Arena Pharmaceuticals announced that its investigational oral treatment, Etrasimod, led to long-term clinical response and remission in patients with ulcerative colitis. The candidate treatment was also found to be safe and well-tolerated in an open-label extension of the company’s Phase 2 OASIS trial.
“We are pleased with the long-term safety and efficacy that Etrasimod has demonstrated in the open-label extension of our Phase 2 OASIS trial,” Preston Klassen MD, MHS, Arena’s executive vice president of research and development, and Chief Medical Officer, said in a press release. “These data further support our belief in Etrasimod as an important future therapy in inflammatory bowel disease and our strong commitment to improve the lives of patients suffering from these grievous conditions.”
Ulcerative colitis is a type of inflammatory bowel disease characterized by inflammation and ulceration of the colon, leading to frequent bowel movements, diarrhea, and abdominal cramps. The disease results from an exacerbated immune response, and, therefore, the common treatments are anti-inflammatory medicines and immunosuppressants.
Etrasimod works by modulating the selective sphingosine 1 phosphate receptor, which is involved in different biological processes including immune cell recruitment. By modulating the receptor, the treatment reduces the number of immune cells in affected areas, thus diminishing immune response and alleviating symptoms.
The 34-week open-label extension of Arena’s Phase 2 OASIS trial (NCT02536404) evaluated the long-term safety, tolerability, and efficacy of Etrasimod in 188 subjects with ulcerative colitis, 84% of whom had previously participated in the 12-week randomized OASIS trial (NCT02447302).
Of the 118 subjects, 105 received 2 mg of Etrasimod during the trial. Researchers focused on the patients’ clinical response, clinical remission, and improvement in endoscopy results.
Of the 84 patients that completed the trial, 79% responded to the treatment, 39% achieved remission, and 55% showed better endoscopy results.
Among the subjects that responded to the treatment or achieved remission after 12 weeks, 93% showed sustained response, and 75% showed sustained remission after 46 weeks of treatment.
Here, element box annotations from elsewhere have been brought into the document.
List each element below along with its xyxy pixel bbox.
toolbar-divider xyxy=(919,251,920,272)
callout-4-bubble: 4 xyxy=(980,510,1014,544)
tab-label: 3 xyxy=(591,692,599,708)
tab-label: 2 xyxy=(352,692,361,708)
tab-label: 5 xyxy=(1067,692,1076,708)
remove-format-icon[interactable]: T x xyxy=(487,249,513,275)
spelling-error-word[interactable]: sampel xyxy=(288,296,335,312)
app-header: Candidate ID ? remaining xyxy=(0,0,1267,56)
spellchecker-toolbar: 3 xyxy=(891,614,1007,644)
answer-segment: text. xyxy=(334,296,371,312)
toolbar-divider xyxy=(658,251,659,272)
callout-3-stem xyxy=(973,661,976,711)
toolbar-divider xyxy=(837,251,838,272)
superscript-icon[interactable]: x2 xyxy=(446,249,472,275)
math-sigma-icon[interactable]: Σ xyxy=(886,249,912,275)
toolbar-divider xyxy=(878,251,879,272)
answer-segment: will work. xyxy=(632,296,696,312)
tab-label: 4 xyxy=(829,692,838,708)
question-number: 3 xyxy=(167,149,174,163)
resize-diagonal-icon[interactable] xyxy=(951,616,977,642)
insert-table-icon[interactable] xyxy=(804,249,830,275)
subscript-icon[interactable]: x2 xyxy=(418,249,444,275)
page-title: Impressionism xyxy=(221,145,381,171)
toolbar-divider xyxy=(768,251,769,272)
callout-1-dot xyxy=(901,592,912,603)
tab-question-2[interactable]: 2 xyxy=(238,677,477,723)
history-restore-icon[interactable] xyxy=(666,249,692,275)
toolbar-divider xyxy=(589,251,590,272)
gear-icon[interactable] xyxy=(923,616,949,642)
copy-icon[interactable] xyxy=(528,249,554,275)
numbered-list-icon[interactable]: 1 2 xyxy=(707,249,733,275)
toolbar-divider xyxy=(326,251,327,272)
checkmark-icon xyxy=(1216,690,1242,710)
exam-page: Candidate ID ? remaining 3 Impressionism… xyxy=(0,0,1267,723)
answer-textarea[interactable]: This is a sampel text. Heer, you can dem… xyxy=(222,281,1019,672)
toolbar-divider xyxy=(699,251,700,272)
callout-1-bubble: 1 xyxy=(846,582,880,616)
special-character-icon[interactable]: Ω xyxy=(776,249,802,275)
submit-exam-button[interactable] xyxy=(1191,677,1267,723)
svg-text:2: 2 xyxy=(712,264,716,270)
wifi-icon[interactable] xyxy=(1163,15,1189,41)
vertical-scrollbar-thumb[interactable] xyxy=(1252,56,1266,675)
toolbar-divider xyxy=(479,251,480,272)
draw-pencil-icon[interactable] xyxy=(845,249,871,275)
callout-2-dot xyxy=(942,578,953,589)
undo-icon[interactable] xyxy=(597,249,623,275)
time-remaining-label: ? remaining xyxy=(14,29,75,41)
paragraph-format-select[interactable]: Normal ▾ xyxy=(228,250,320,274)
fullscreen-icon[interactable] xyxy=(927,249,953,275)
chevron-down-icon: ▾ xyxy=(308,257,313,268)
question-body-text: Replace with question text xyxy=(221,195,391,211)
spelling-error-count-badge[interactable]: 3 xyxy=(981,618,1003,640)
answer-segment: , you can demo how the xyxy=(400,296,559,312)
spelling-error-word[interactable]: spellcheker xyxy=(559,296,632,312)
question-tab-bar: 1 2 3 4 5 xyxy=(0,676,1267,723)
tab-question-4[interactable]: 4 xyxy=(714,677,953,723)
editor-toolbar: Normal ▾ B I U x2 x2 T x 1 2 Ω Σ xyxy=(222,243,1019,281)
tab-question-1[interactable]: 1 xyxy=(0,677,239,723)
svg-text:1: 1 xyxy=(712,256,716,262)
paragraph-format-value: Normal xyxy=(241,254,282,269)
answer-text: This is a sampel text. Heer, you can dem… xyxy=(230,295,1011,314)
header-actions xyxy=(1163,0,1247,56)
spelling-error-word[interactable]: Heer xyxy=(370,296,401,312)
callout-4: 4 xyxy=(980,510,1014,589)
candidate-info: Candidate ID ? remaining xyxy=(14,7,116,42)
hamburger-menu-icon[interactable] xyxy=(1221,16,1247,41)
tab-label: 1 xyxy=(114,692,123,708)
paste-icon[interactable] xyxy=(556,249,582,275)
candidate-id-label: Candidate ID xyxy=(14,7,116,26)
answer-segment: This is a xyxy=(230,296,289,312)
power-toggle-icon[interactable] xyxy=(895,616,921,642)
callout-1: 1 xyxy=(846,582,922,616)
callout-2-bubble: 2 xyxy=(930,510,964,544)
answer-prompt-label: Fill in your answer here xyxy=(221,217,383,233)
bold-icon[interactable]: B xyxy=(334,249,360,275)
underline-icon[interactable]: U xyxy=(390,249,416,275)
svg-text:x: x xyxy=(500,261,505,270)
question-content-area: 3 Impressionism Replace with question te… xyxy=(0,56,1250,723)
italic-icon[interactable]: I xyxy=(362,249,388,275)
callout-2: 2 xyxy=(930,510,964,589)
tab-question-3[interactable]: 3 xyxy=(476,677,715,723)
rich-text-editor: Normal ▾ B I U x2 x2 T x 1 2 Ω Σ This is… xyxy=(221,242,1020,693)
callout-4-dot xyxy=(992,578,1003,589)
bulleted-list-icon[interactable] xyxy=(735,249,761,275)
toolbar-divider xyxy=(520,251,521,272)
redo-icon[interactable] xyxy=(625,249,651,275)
Etrasimod showed long-term safety as most of the side effects were mild or moderate. Alterations of heart rate and atrioventricular conduction (abnormal impulse transmission between areas of the heart) are a possible secondary effect of the treatment, but they occurred infrequently during the trial, and no patient had to stop treatment because of them.
As an oral treatment, Etrasimod would be a significant improvement over the currently available injectable therapies for immune and inflammatory-mediated diseases, such as ulcerative colitis and Crohn’s disease.
“There remains a significant unmet need for new oral therapies for ulcerative colitis. It is encouraging to see longer-term safety and tolerability data and durable treatment effects of Etrasimod, which are important for patients suffering from this chronic condition,” said Bruce E. Sands, MD, a doctor at Mount Sinai Hospital and the Icahn School of Medicine.
“These results further support the initiation of the Phase 3 clinical development program to further evaluate Etrasimod in ulcerative colitis,” he added.
Arena plans to present the full results of its research at a future medical conference.